The results of the CMFQ questionnaire in the children with dental trauma showed that child fear from medical intervention was strongly correlated with dental anxiety measured by CFSS-DS questionnaire (r=0.869), similarly as CDAS (r=0.841), S-DAI (r=0.832) and PDAS (r=0.775). Similar results were obtained for the group of patients without dental trauma. Majstorovic M et al (19) found that children with higher CMFQ, who are more afraid of doctors and medical intervention, are more dentally anxious; CMFQ score show significant correlation at the level 0.01 with SDAS (0.563) and S-DAI (0.515). Majstorovic M et al (25) indicated that the higher anxious score (CDAS=14.31) in children with highest fear from medical intervention (CMFQ=22.08). Majstorovic M et al (23) in his study, based on the linear regression analysis, found high correlation between previous traumatic medical experience and dental anxiety, in which dental fear depends on early negative medical experience.
In children’s with dental trauma significantly correlation was found between aggressive behavior (OAS) and dental anxiety level (Pearson’s correlation coefficients were 0.256, 0.249, 0.179, 0.161 and 0.123 for CFSS-DS, S-DAI, CDAS, CMFQ, and PDAS, respectively).The aggressive behavior is lower in dentally anxious children who have statistically significant higher DVSS-SV mean scores (r =-0.037). Similar results are obtained by Majstorovic M et al (23) in his study where aggression scale (OAS) shows significant correlation with the CDAS and the S-DAI mean score, as well as between the OAS score and DVSS-SV. Important factor which affect children’s cooperative behavior is unpleasant previous dental experience (26).
Standard questionnaires used in our study are reliable and valid psychometric instruments for evaluation of dental anxiety as well as behavior problems in children. These results are demonstrating that the mean anxiety score was significantly higher in children with dental trauma, as well as the girls and boys who are more afraid of medical interventions (CMFQ). Also the children with dental trauma, respectively boys had a higher mean aggression scale (OAS).

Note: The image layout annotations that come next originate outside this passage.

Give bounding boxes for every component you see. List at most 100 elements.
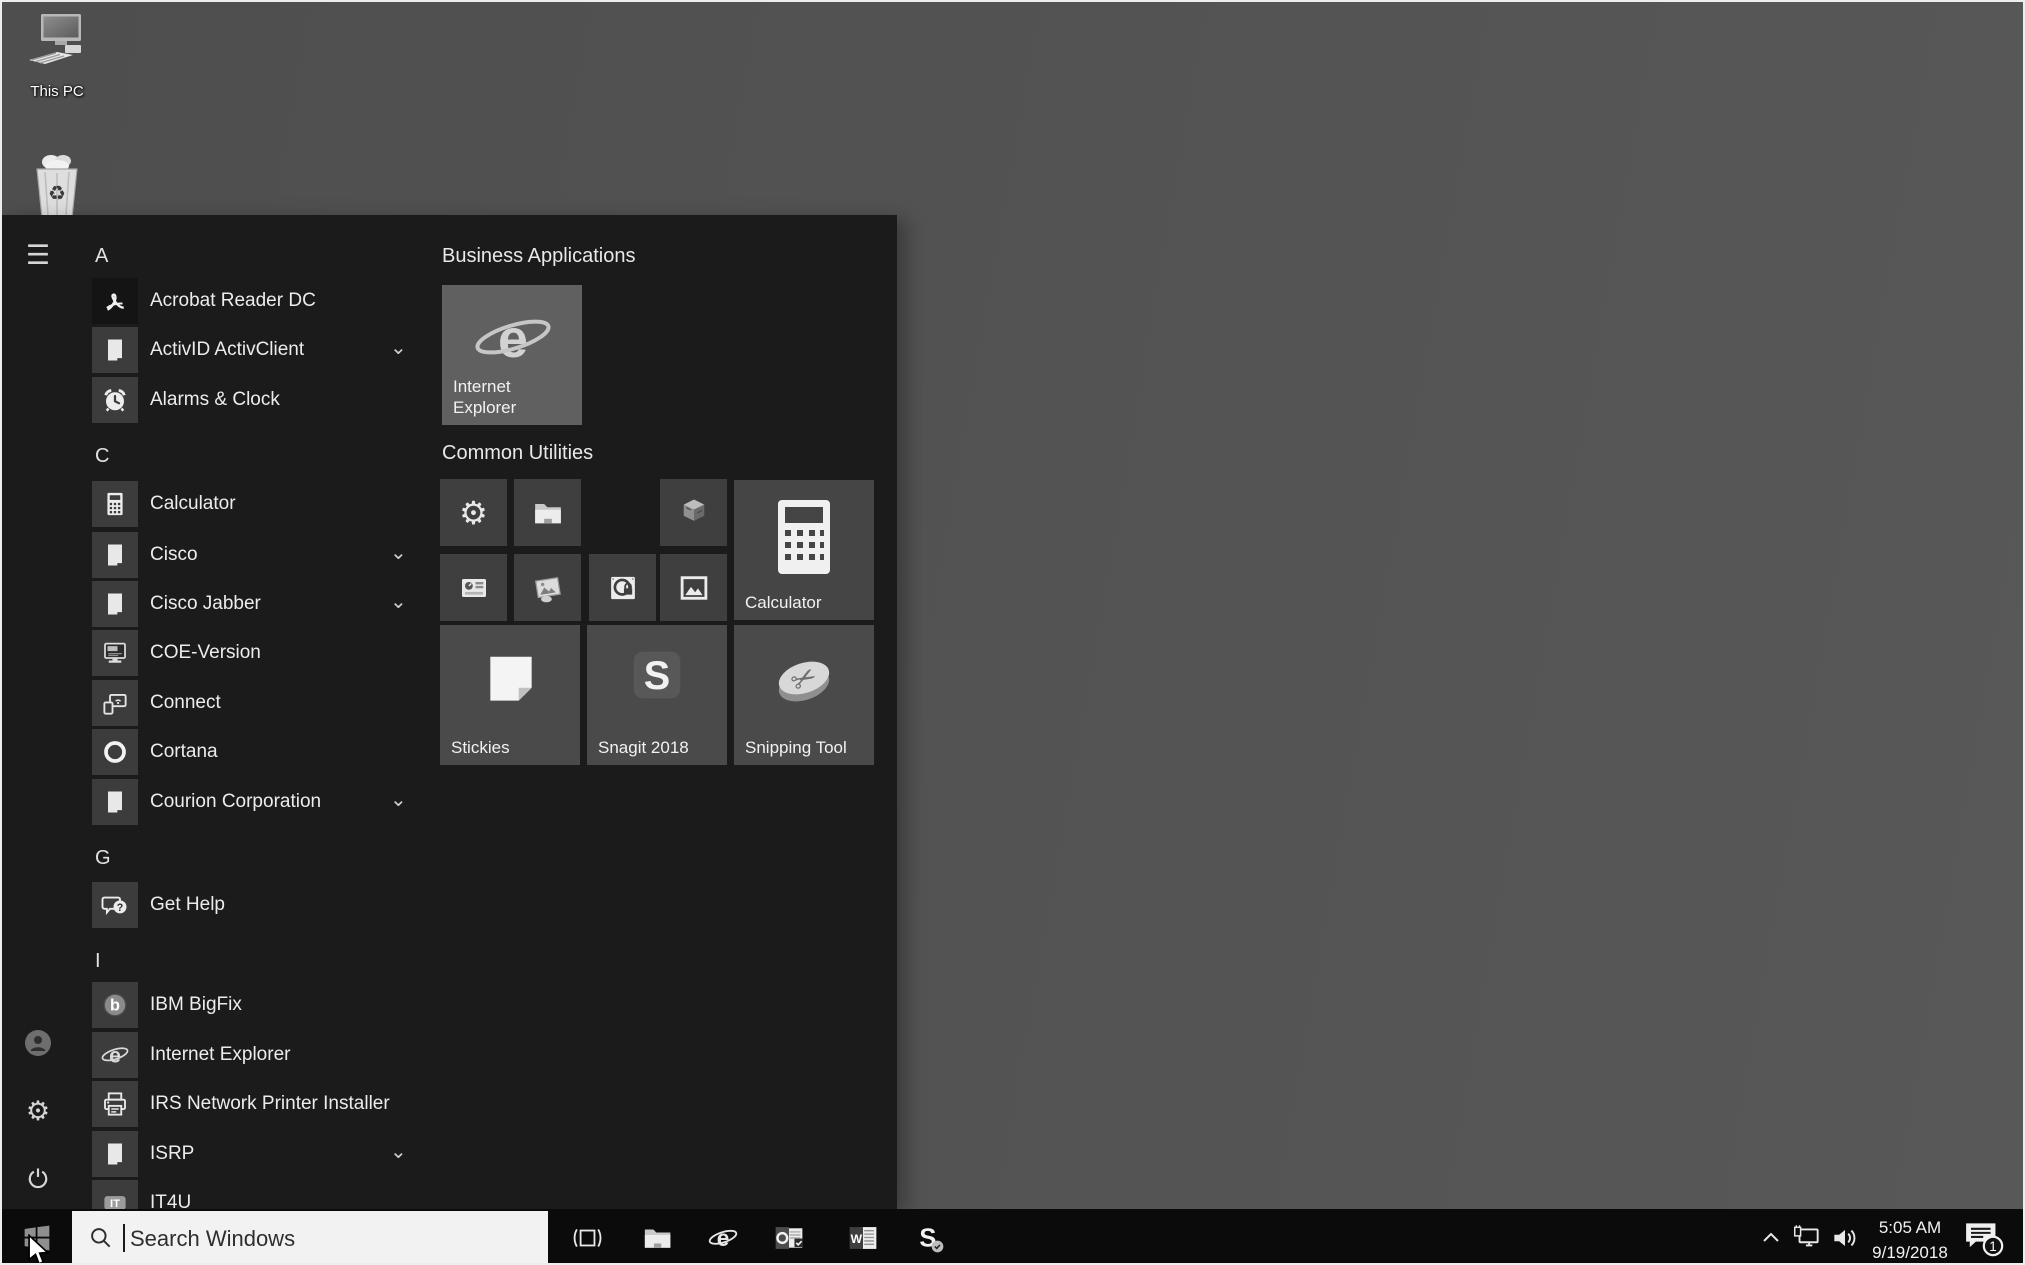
bigfix-icon: b <box>92 982 138 1028</box>
mouse-cursor <box>24 1234 54 1265</box>
chevron-up-icon <box>1760 1227 1782 1249</box>
network-status[interactable] <box>1790 1221 1824 1255</box>
chat-help-icon: ? <box>92 882 138 928</box>
tray-clock[interactable]: 5:05 AM 9/19/2018 <box>1854 1216 1966 1265</box>
svg-text:e: e <box>498 309 528 369</box>
tile-label: Snipping Tool <box>745 737 863 758</box>
app-label: COE-Version <box>150 630 261 676</box>
tile-secure-browser[interactable] <box>589 554 656 621</box>
chevron-down-icon[interactable]: ⌄ <box>390 327 407 373</box>
action-center-icon: 1 <box>1960 1217 2004 1259</box>
chevron-down-icon[interactable]: ⌄ <box>390 779 407 825</box>
photos-icon <box>675 569 713 607</box>
notification-badge: 1 <box>1989 1239 1996 1254</box>
action-center-button[interactable]: 1 <box>1960 1221 2004 1255</box>
tray-overflow-button[interactable] <box>1758 1221 1784 1255</box>
app-item-cisco-jabber[interactable]: Cisco Jabber ⌄ <box>92 581 422 627</box>
tile-snagit[interactable]: S Snagit 2018 <box>587 625 727 765</box>
task-view-button[interactable] <box>570 1221 604 1255</box>
app-label: Cisco <box>150 532 198 578</box>
word-icon: W <box>846 1221 880 1255</box>
monitor-icon <box>92 630 138 676</box>
document-icon <box>92 532 138 578</box>
app-label: Internet Explorer <box>150 1032 290 1078</box>
calculator-icon <box>92 481 138 527</box>
tile-group-title-utilities: Common Utilities <box>442 442 593 465</box>
tile-snipping-tool[interactable]: ✂ Snipping Tool <box>734 625 874 765</box>
screen: This PC ♻ ☰ ⚙ <box>0 0 2025 1265</box>
internet-explorer-icon: e <box>470 299 556 379</box>
task-view-icon <box>571 1222 603 1254</box>
tile-settings[interactable]: ⚙ <box>440 479 507 546</box>
app-label: IBM BigFix <box>150 982 242 1028</box>
sticky-note-icon <box>480 649 542 711</box>
app-label: IRS Network Printer Installer <box>150 1081 390 1127</box>
chevron-down-icon[interactable]: ⌄ <box>390 1131 407 1177</box>
app-item-connect[interactable]: Connect <box>92 680 422 726</box>
acrobat-reader-icon <box>92 278 138 324</box>
lock-circle-icon <box>604 569 642 607</box>
word-button[interactable]: W <box>846 1221 880 1255</box>
internet-explorer-button[interactable]: e <box>706 1221 740 1255</box>
text-caret <box>123 1224 125 1252</box>
section-letter-i[interactable]: I <box>95 950 101 973</box>
tile-control-panel[interactable] <box>440 554 507 621</box>
skype-button[interactable]: S <box>912 1221 946 1255</box>
tile-label: Stickies <box>451 737 569 758</box>
app-item-isrp[interactable]: ISRP ⌄ <box>92 1131 422 1177</box>
tile-photo-viewer[interactable] <box>514 554 581 621</box>
svg-text:S: S <box>644 654 670 698</box>
internet-explorer-icon: e <box>92 1032 138 1078</box>
svg-text:?: ? <box>117 902 123 914</box>
hamburger-menu-icon[interactable]: ☰ <box>20 237 56 273</box>
app-label: Courion Corporation <box>150 779 321 825</box>
app-label: Connect <box>150 680 221 726</box>
tray-time: 5:05 AM <box>1854 1216 1966 1241</box>
snagit-icon: S <box>629 647 685 703</box>
snipping-tool-icon: ✂ <box>770 651 838 707</box>
user-account-icon[interactable] <box>20 1025 56 1061</box>
tile-internet-explorer[interactable]: e Internet Explorer <box>442 285 582 425</box>
app-item-courion[interactable]: Courion Corporation ⌄ <box>92 779 422 825</box>
tile-photos[interactable] <box>660 554 727 621</box>
app-label: ISRP <box>150 1131 194 1177</box>
app-item-activid[interactable]: ActivID ActivClient ⌄ <box>92 327 422 373</box>
app-item-get-help[interactable]: ? Get Help <box>92 882 422 928</box>
app-item-cortana[interactable]: Cortana <box>92 729 422 775</box>
power-icon[interactable] <box>20 1160 56 1196</box>
svg-text:W: W <box>851 1232 863 1246</box>
tile-calculator[interactable]: Calculator <box>734 480 874 620</box>
outlook-button[interactable] <box>772 1221 806 1255</box>
chevron-down-icon[interactable]: ⌄ <box>390 581 407 627</box>
app-item-coe-version[interactable]: COE-Version <box>92 630 422 676</box>
alarm-clock-icon <box>92 377 138 423</box>
app-item-ibm-bigfix[interactable]: b IBM BigFix <box>92 982 422 1028</box>
chevron-down-icon[interactable]: ⌄ <box>390 532 407 578</box>
section-letter-g[interactable]: G <box>95 847 111 870</box>
tile-stickies[interactable]: Stickies <box>440 625 580 765</box>
desktop-icon-this-pc[interactable]: This PC <box>2 12 112 100</box>
3d-cube-icon <box>675 494 713 532</box>
tile-file-explorer[interactable] <box>514 479 581 546</box>
network-icon <box>1791 1222 1823 1254</box>
tile-3d-builder[interactable] <box>660 479 727 546</box>
this-pc-label: This PC <box>2 83 112 100</box>
app-item-cisco[interactable]: Cisco ⌄ <box>92 532 422 578</box>
search-input[interactable] <box>128 1211 532 1265</box>
settings-gear-icon[interactable]: ⚙ <box>20 1093 56 1129</box>
section-letter-a[interactable]: A <box>95 245 108 268</box>
file-explorer-button[interactable] <box>640 1221 674 1255</box>
search-icon <box>88 1225 114 1251</box>
app-item-alarms-clock[interactable]: Alarms & Clock <box>92 377 422 423</box>
svg-text:b: b <box>110 997 120 1015</box>
app-label: ActivID ActivClient <box>150 327 304 373</box>
app-item-acrobat-reader[interactable]: Acrobat Reader DC <box>92 278 422 324</box>
taskbar: e W S <box>2 1209 2023 1265</box>
section-letter-c[interactable]: C <box>95 445 109 468</box>
app-item-calculator[interactable]: Calculator <box>92 481 422 527</box>
gear-icon: ⚙ <box>459 494 488 532</box>
app-label: Cortana <box>150 729 218 775</box>
app-item-irs-printer[interactable]: IRS Network Printer Installer <box>92 1081 422 1127</box>
taskbar-search[interactable] <box>72 1211 548 1265</box>
app-item-internet-explorer[interactable]: e Internet Explorer <box>92 1032 422 1078</box>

Significant correlation was found between dental anxiety level and children aggressive behavior. The aggressive behavior is lower in dentally anxious children who have statistically significant higher DVSS-SV mean scores. The odds of the aggressive behavior increased with increasing of mean score of each anxiety measurement scale, but not significantly, except for S-DAI score.